VI PREGÓN DE LA VENDIMIA. JOSÉ MANUEL CABALLERO BONALD. 1992







Mil novecientos noventa y dos fue un año de euforia. Las olimpiadas de verano en una Barcelona menos enemistada con España que hoy, la capitalidad cultural de Madrid y la Exposición Universal de Sevilla hicieron de ese año algo irrepetible.

Mollina no se quedó atrás. Lo que años antes había sido una amenaza para el pueblo se había convertido en un centro iberoamericano para la juventud ahuyentando así fantasmas pasados. De ahí que se pensara en plasmar en un libro la realidad de Mollina vista desde un punto de vista poético, en el que participaron fotógrafos, escritores, arqueólogos… para que los visitantes que iba a atraer ese Centro pudieran tener un buen recuerdo del pueblo.

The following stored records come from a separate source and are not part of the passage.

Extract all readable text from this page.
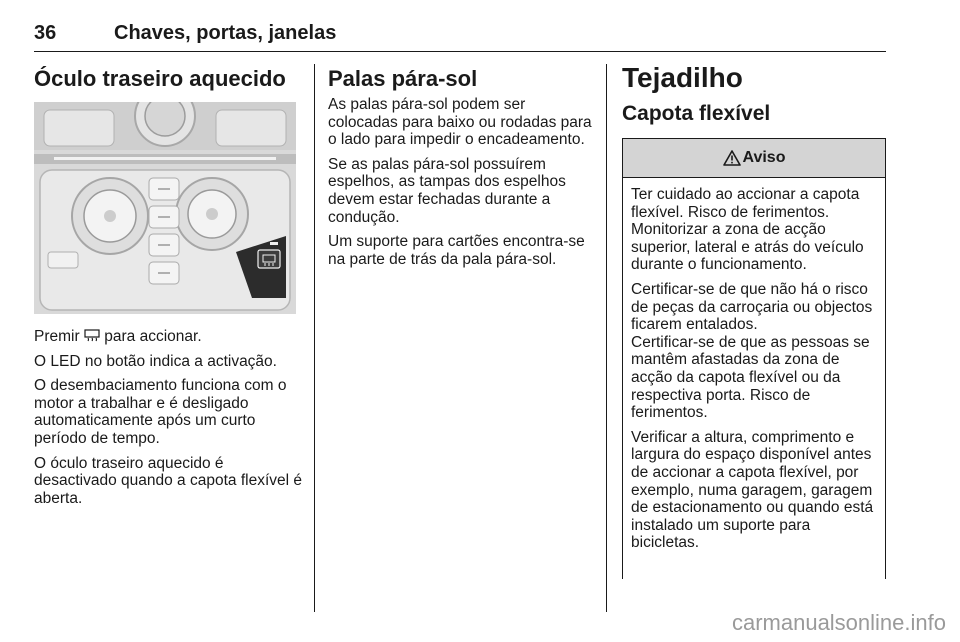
36	Chaves, portas, janelas
Óculo traseiro aquecido

Premir para accionar.

O LED no botão indica a activação.

O desembaciamento funciona com o motor a trabalhar e é desligado automaticamente após um curto período de tempo.

O óculo traseiro aquecido é desactivado quando a capota flexível é aberta.

Palas pára-sol

As palas pára-sol podem ser colocadas para baixo ou rodadas para o lado para impedir o encadeamento.

Se as palas pára-sol possuírem espelhos, as tampas dos espelhos devem estar fechadas durante a condução.

Um suporte para cartões encontra-se na parte de trás da pala pára-sol.

Tejadilho
Capota flexível
Aviso

Ter cuidado ao accionar a capota flexível. Risco de ferimentos. Monitorizar a zona de acção superior, lateral e atrás do veículo durante o funcionamento.

Certificar-se de que não há o risco de peças da carroçaria ou objectos ficarem entalados.

Certificar-se de que as pessoas se mantêm afastadas da zona de acção da capota flexível ou da respectiva porta. Risco de ferimentos.

Verificar a altura, comprimento e largura do espaço disponível antes de accionar a capota flexível, por exemplo, numa garagem, garagem de estacionamento ou quando está instalado um suporte para bicicletas.

carmanualsonline.info
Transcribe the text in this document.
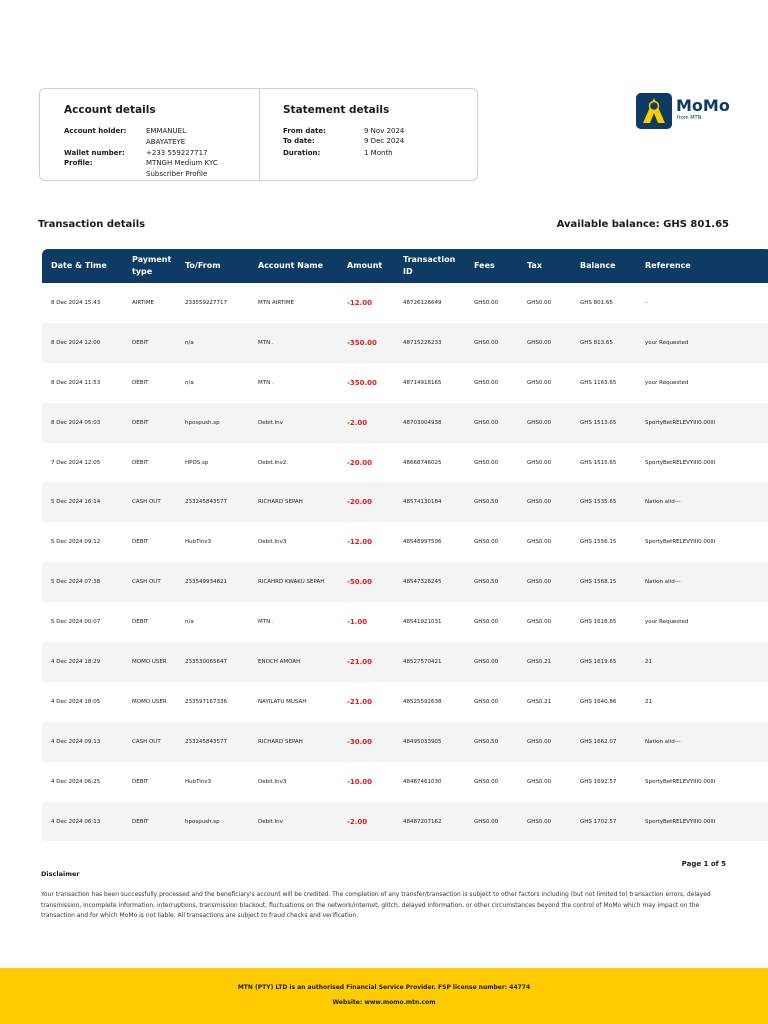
Account details
Account holder:	EMMANUEL ABAYATEYE
Wallet number:	+233 559227717
Profile:	MTNGH Medium KYC Subscriber Profile
Statement details
From date:	9 Nov 2024
To date:	9 Dec 2024
Duration:	1 Month
MoMo
from MTN
Transaction details	Available balance: GHS 801.65
Date & Time	Payment type	To/From	Account Name	Amount	Transaction ID	Fees	Tax	Balance	Reference
8 Dec 2024 15:43	AIRTIME	233559227717	MTN AIRTIME	-12.00	48726126649	GHS0.00	GHS0.00	GHS 801.65	-
8 Dec 2024 12:00	DEBIT	n/a	MTN .	-350.00	48715226233	GHS0.00	GHS0.00	GHS 813.65	your Requested
8 Dec 2024 11:53	DEBIT	n/a	MTN .	-350.00	48714918165	GHS0.00	GHS0.00	GHS 1163.65	your Requested
8 Dec 2024 05:03	DEBIT	hpospush.sp	Debit.Inv	-2.00	48703004938	GHS0.00	GHS0.00	GHS 1513.65	SportyBetRELEVYIII0.00III
7 Dec 2024 12:05	DEBIT	HPOS.sp	Debit.Inv2.	-20.00	48668746025	GHS0.00	GHS0.00	GHS 1515.65	SportyBetRELEVYIII0.00III
5 Dec 2024 16:14	CASH OUT	233245843577	RICHARD SEPAH	-20.00	48574130184	GHS0.50	GHS0.00	GHS 1535.65	Nation alid---
5 Dec 2024 09:12	DEBIT	HubTinv3	Debit.Inv3	-12.00	48548997506	GHS0.00	GHS0.00	GHS 1556.15	SportyBetRELEVYIII0.00III
5 Dec 2024 07:38	CASH OUT	233549934821	RICAHRD KWAKU SEPAH	-50.00	48547328245	GHS0.50	GHS0.00	GHS 1568.15	Nation alid---
5 Dec 2024 00:07	DEBIT	n/a	MTN .	-1.00	48541921031	GHS0.00	GHS0.00	GHS 1618.65	your Requested
4 Dec 2024 18:29	MOMO USER	233530065647	ENOCH AMOAH	-21.00	48527570421	GHS0.00	GHS0.21	GHS 1619.65	21
4 Dec 2024 18:05	MOMO USER	233597167336	NAYILATU MUSAH	-21.00	48525592638	GHS0.00	GHS0.21	GHS 1640.86	21
4 Dec 2024 09:13	CASH OUT	233245843577	RICHARD SEPAH	-30.00	48495033905	GHS0.50	GHS0.00	GHS 1662.07	Nation alid---
4 Dec 2024 06:25	DEBIT	HubTinv3	Debit.Inv3	-10.00	48487461030	GHS0.00	GHS0.00	GHS 1692.57	SportyBetRELEVYIII0.00III
4 Dec 2024 06:13	DEBIT	hpospush.sp	Debit.Inv	-2.00	48487207162	GHS0.00	GHS0.00	GHS 1702.57	SportyBetRELEVYIII0.00III
Page 1 of 5
Disclaimer
Your transaction has been successfully processed and the beneficiary's account will be credited. The completion of any transfer/transaction is subject to other factors including (but not limited to) transaction errors, delayed transmission, incomplete information, interruptions, transmission blackout, fluctuations on the network/internet, glitch, delayed information, or other circumstances beyond the control of MoMo which may impact on the transaction and for which MoMo is not liable. All transactions are subject to fraud checks and verification.
MTN (PTY) LTD is an authorised Financial Service Provider. FSP license number: 44774
Website: www.momo.mtn.com
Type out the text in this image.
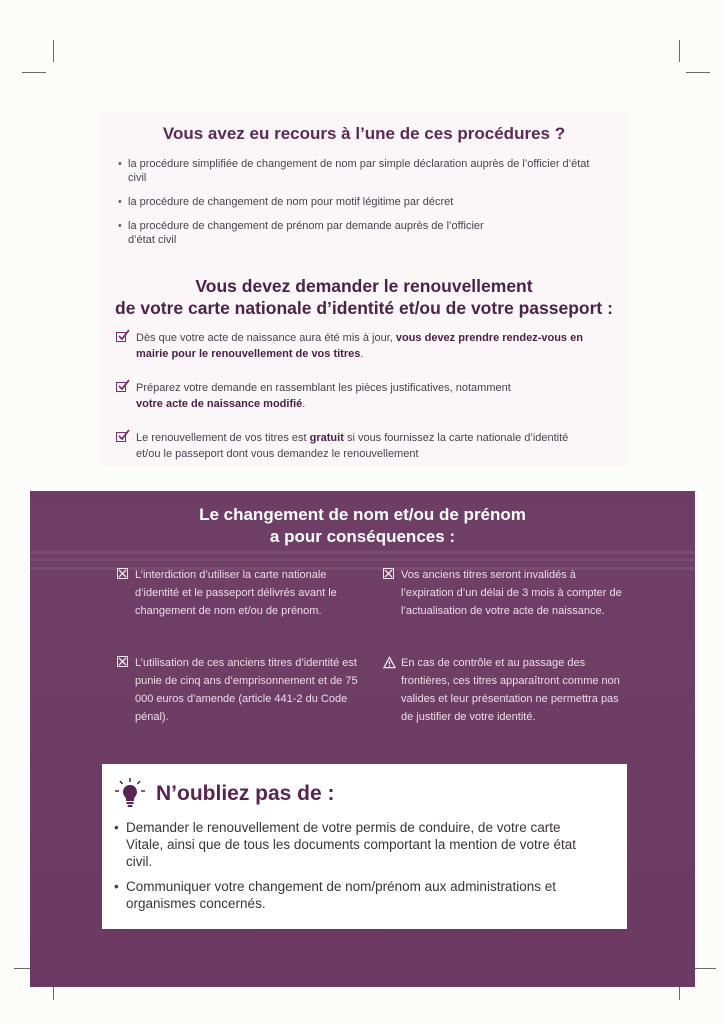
Vous avez eu recours à l’une de ces procédures ?
• la procédure simplifiée de changement de nom par simple déclaration auprès de l’officier d’état civil
• la procédure de changement de nom pour motif légitime par décret
• la procédure de changement de prénom par demande auprès de l’officier d’état civil
Vous devez demander le renouvellement
de votre carte nationale d’identité et/ou de votre passeport :
Dès que votre acte de naissance aura été mis à jour, vous devez prendre rendez-vous en mairie pour le renouvellement de vos titres.
Préparez votre demande en rassemblant les pièces justificatives, notamment votre acte de naissance modifié.
Le renouvellement de vos titres est gratuit si vous fournissez la carte nationale d’identité et/ou le passeport dont vous demandez le renouvellement
Le changement de nom et/ou de prénom
a pour conséquences :
L’interdiction d’utiliser la carte nationale d’identité et le passeport délivrés avant le changement de nom et/ou de prénom.
Vos anciens titres seront invalidés à l’expiration d’un délai de 3 mois à compter de l’actualisation de votre acte de naissance.
L’utilisation de ces anciens titres d’identité est punie de cinq ans d’emprisonnement et de 75 000 euros d’amende (article 441-2 du Code pénal).
En cas de contrôle et au passage des frontières, ces titres apparaîtront comme non valides et leur présentation ne permettra pas de justifier de votre identité.
N’oubliez pas de :
• Demander le renouvellement de votre permis de conduire, de votre carte Vitale, ainsi que de tous les documents comportant la mention de votre état civil.
• Communiquer votre changement de nom/prénom aux administrations et organismes concernés.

Miguel Ramos, que se había entregado íntegra e incondicionalmente para la realización del libro Mollina, color de vino, también colaboró activamente en el cartel. Aprovechando que el año anterior Fernando Quiñones había recordado en su pregón la existencia de un grabado del Real Montepío de Viñeros de Málaga, en el siglo XVIII, Miguel Ramos usó ese grabado con técnicas modernas para el cartel de 1992.

El libro se presentó en el patio del Cortijo de la Ciudad, en la Plaza de la Constitución, el mismo día del pregón de ese año, 11 de setiembre de 1992. El pregonero, otro ilustre literato: José Manuel Caballero Bonald, Jerez, 1926, consagrado miembro de la Generación del 50, maestro de la poesía, célebre novelista y –como Quiñones el año anterior- también flamencólogo.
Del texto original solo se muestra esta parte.